Игнатий Потапенко после короткой связи бросил ее в ожидании ребенка. «От прежней Лики не осталось и следа, и, как я думаю, все-таки не могу не сказать, что виной всему Вы». Иначе говоря: если бы Вы были решительней, если бы мы уехали тогда вместе на Кавказ и соединили наши жизни, то не было бы этого случайного романа, короткой тяжкой истории наполовину назло Вам. И в другом письме: «Я хочу видеть только Вас — потому, что Вы снисходительны и равнодушны к людям, а потому не осудите, как другие». Тогда Чехов мог бы приехать к ней в Швейцарию, но не захотел.

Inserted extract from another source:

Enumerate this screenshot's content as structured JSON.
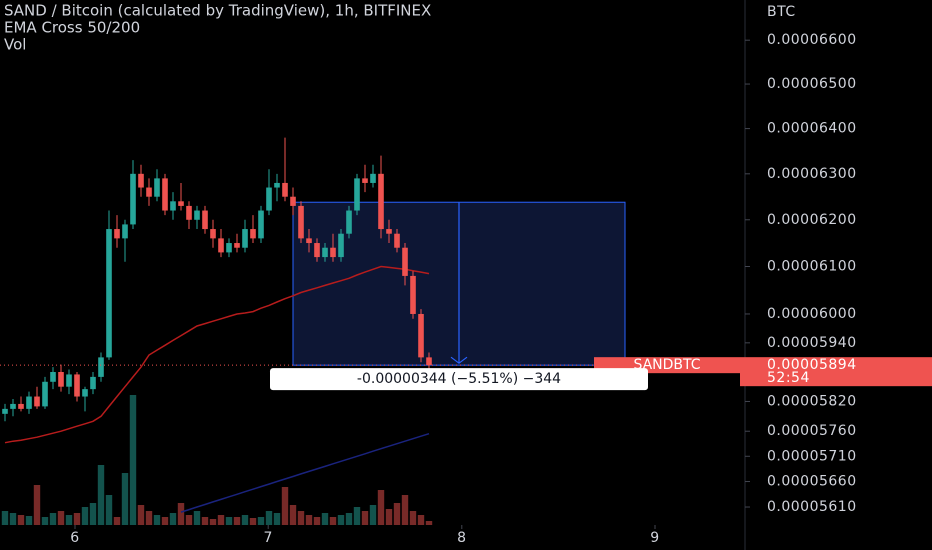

Сейчас кажется странным нежелание Чехова ответить на любовь столь привлекательной девушки. Странно, что столь долгие дружеские отношения не переросли в настоящую, большую любовь. Возможно, оттого, что Чехов всегда оставался прежде всего писателем. Возможно также, что на их отношения повлияло и несходство характеров. Чехову был чужд дилетантизм Лики, обращавшейся ко многим профессиям — учительницы, певицы, переводчицы, но не нашедшей себя ни в одной из них. Может, не нравилась ему и постоянная душевная неудовлетворенность, жалобы Лики: «Сыро, холодно, чуждо! Без Вас я совсем чувствую себя забытой и отвергнутой! Кажется, отдала бы полжизни за то, чтобы очутиться в Мелихово, посидеть на Вашем диване, поговорить с Вами десять минут, поужинать…».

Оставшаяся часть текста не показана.